For the benefit of those who do not quite see this, and who think that things may be one day cleared up, on this one spot, it cannot be too definitively stated what a human intellect is at the utmost, and within what limits its activity lies.
This intellect is a mere organic tool. It can only operate on efficient causes, which here mean the moving functions of a universal machine in full activity already. It can see, hear, taste, smell, and touch; it can set the results of sensation in order, and observe them as a whole, and choose a line of action coincident with them. It is a mere instrument for effecting these ends.
This is the whole story of Nature. She reveals herself as a function, acting continuously before senses which are mirrors; and here lies the absolute limit. She reveals her Efficient Causes without affording the remotest glimpse of her Predisposing Causes.
L.
All know how tired the patrician gets of perpetual country life; and in that one respect I was a patrician. I had seen the things most worth seeing in the leading towns of Europe in my early days; and had a longing to witness how forty or fifty millions of people got on in the new country of Canada and the United States. I had a fancy to see Quebec. I had a grandfather who was on the staff of General Wolfe, and who saw him die. I had a great-grandfather, also a British officer, father of the above, one David Gordon, of Park, who was on duty at Halifax and there met his death and burial. Not that I would cross the waves on these accounts; I simply wanted change, so sought it in New-idea-land, U.S. I went to Philadelphia, thence to Columbus and Galena; from Galena round about, crossing the Mississippi on foot over its admirable winter pavement when boats change places with sledges. Then I went to Boston, thence to Quebec; from Quebec to New York, not to mention all the stoppages at intervening places; from New York, after not a few circumgyrations, I found my way back to London again.

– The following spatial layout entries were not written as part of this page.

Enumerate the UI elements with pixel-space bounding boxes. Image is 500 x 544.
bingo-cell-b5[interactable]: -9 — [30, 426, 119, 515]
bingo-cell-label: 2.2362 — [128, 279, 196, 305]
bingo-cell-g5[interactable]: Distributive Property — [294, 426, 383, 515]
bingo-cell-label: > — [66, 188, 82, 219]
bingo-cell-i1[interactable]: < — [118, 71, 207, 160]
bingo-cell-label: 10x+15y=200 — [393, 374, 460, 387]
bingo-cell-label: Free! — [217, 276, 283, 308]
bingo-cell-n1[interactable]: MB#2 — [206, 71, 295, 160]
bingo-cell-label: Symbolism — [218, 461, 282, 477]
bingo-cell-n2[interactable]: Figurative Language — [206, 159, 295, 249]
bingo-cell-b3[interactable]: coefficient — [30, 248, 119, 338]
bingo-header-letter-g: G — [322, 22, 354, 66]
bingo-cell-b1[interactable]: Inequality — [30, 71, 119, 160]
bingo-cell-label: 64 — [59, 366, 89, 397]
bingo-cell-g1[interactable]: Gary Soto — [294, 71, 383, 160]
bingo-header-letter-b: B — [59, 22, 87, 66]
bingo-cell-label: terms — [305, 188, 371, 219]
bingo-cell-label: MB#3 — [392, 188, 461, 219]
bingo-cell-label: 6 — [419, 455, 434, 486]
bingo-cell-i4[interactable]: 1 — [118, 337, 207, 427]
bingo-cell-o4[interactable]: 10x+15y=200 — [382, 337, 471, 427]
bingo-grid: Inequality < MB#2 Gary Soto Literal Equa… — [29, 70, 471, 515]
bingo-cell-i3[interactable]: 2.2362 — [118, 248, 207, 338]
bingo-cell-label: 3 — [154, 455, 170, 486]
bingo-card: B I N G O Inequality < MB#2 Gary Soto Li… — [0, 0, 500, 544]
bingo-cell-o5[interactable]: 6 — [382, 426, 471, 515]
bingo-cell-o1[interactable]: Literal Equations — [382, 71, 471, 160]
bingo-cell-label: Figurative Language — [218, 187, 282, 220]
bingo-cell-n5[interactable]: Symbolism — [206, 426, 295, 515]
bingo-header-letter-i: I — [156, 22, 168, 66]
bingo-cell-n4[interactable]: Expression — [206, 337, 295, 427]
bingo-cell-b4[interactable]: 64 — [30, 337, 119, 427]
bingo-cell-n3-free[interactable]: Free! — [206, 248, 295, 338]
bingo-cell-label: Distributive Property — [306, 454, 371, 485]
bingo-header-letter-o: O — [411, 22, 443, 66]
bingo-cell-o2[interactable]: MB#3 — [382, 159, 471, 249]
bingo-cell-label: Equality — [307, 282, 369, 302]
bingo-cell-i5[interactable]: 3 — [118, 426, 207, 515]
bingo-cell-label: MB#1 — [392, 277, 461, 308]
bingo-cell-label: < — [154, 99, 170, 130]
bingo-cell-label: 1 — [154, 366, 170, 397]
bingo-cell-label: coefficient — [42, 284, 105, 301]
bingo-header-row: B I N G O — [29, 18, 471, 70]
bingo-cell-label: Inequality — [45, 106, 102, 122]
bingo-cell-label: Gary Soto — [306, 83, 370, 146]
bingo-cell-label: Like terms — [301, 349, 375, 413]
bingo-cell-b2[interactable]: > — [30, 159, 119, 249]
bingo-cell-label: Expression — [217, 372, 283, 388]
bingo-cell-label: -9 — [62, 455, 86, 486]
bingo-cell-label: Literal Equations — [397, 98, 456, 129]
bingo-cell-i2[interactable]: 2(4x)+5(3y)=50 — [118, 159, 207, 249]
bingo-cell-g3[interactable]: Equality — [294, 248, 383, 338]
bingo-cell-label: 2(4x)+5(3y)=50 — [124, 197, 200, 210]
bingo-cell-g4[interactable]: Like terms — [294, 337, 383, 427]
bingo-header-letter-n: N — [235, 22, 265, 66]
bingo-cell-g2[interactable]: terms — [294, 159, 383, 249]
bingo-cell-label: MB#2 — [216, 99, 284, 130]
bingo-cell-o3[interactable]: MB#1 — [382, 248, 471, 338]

I saw a large portion of the New World; it proved to be exactly what a hundred people had described already, and I do not care to add my account, only to make up a hundred and one American nights entertainments.
My ghost of travel not being yet laid, I took to the waves again and sojourned for a while at Jersey, where I had relatives and friends. At length I settled down in Grosvenor Street, Park Lane; when I was invited to take charge of the Earl of Ripon’s health at his villa on Putney Heath. After a lapse of time, I took a small house in Spring Gardens; later on, I built myself a villa on three acres of park land at Roehampton; then, still later on, I lived for some years at Parson’s Green, Fulham; and after some more movements, in separate years, now to Florence, now to German-Saxony, now to Venice and Rome, which last visit was eighteen years ago, I am settled, perhaps for good, in St. John’s Wood, where I am within an easy distance of Highgate Cemetery; so I hope a one-horse coach will end my journeys.
On looking for the moss I have gathered I find its quantity very small.